O NTSB descobriu que o avião estava rodando em “auto-rico”, o que teria queimado cerca de 70 galões a mais de combustível além do consumo normal. Decolando às 17h02 EST, 16h02 CST, e com a chamada de emergência chegando às 18h42 CST significava que o avião estava no ar há quase duas horas e 45 minutos. No entanto, o avião ainda não tinha chegado em Baton Rouge e estava a cerca de vinte minutos de voo fora dele. Como não havia ventos cruzados naquela noite que atrasariam a embarcação, é lógico que ou a tripulação não tinha idéia de quanto tempo levaria para chegar a Baton Rouge, ou algo os atrasou a sério durante o vôo. Apesar disso, a NTSB decidiu que a tripulação foi negligente e/ou ignorante do aumento do consumo de combustível e não monitorou os instrumentos do motor durante o vôo, o que os teria alertado para o consumo de combustível.

Bambos os pilotos foram experientes, então por que na terra eles não estariam monitorando seus instrumentos? Os relatórios toxicológicos feitos durante as autópsias não mostraram sinais de comprometimento; não foi detectado álcool, drogas ou monóxido de carbono no sangue. Além disso, como nenhum dos sobreviventes mencionou que o piloto parecesse prejudicado de alguma forma, isso deve ser descartado.

Também houve rumores e/ou sugestões de que talvez um dos pilotos, por engano, possa ter descartado o fornecimento de combustível enquanto tentava transferir combustível de um motor para outro. Como o Convair não tinha caixa preta, ou gravador de voz a bordo, não há como saber ao certo.

Pode a aeronave ter sido sobrecarregada? A Convair poderia decolar com 42.000 libras. Com os passageiros, bagagem, alguns equipamentos e o combustível a bordo, o peso teria chegado a cerca de 37.000 libras. Portanto, a sobrecarga não parece ter sido a causa. E mais uma vez, os pilotos foram experientes e deveriam estar bem cientes do que o avião poderia ter lidado.

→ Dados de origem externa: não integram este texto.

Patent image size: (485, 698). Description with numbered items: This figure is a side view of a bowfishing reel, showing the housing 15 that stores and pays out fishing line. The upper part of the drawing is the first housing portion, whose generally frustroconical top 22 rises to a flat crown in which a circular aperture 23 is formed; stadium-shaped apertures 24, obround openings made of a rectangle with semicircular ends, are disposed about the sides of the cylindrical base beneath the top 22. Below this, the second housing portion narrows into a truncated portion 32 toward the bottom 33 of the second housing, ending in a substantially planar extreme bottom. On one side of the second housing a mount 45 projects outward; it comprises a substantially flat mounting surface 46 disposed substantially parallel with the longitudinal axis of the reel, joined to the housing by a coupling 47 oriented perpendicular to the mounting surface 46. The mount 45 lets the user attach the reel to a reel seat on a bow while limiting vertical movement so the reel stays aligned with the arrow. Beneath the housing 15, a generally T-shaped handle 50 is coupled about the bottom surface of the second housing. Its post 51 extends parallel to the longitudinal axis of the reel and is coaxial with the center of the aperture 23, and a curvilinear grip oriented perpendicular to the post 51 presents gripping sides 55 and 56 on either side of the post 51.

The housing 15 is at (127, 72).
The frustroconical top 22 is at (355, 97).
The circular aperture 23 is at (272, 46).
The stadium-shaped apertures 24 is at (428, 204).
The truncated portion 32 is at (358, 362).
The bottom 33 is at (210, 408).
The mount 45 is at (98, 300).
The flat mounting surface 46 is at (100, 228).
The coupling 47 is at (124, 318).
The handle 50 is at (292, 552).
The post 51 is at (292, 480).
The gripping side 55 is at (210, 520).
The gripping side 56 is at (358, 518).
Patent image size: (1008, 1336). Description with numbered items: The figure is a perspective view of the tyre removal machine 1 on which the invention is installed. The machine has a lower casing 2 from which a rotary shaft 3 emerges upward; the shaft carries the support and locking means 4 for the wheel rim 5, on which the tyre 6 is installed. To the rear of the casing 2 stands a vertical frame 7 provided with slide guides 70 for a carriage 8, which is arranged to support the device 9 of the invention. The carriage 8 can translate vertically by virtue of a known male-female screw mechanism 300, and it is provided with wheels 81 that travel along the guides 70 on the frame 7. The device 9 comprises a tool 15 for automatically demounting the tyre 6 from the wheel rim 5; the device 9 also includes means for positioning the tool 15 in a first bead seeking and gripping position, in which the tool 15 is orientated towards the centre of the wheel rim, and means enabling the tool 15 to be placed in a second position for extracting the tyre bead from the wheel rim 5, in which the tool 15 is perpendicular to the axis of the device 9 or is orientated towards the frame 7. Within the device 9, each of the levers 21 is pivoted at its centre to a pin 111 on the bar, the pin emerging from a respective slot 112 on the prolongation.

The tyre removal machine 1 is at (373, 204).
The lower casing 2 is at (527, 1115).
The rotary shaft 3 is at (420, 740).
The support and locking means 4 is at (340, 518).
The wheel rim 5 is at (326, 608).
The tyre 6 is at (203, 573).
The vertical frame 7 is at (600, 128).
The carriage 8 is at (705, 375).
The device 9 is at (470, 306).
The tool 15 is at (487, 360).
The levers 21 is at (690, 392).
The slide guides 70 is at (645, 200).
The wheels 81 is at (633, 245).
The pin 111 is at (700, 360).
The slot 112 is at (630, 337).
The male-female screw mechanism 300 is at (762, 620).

Embora não haja uma resposta direta e determinada, parece que a tripulação do avião Lynyrd Skynyrd, por qualquer razão, negligenciou monitorar seus painéis de instrumentos durante o vôo até que fosse tarde demais. No mínimo, parece que deveria ter sido notado que o vôo estava demorando mais do que o previsto e o ajuste “auto-rico” estava consumindo mais combustível. Se o combustível restante foi eliminado acidentalmente, é algo que nunca saberemos. O que é realmente triste é que a tripulação de vôo voou a aeronave passando por inúmeros aeroportos e pistas onde poderiam ter aterrissado o avião em segurança contra a queda livre fora de McComb, Mississippi que roubou seis vidas e impactou inúmeras outras.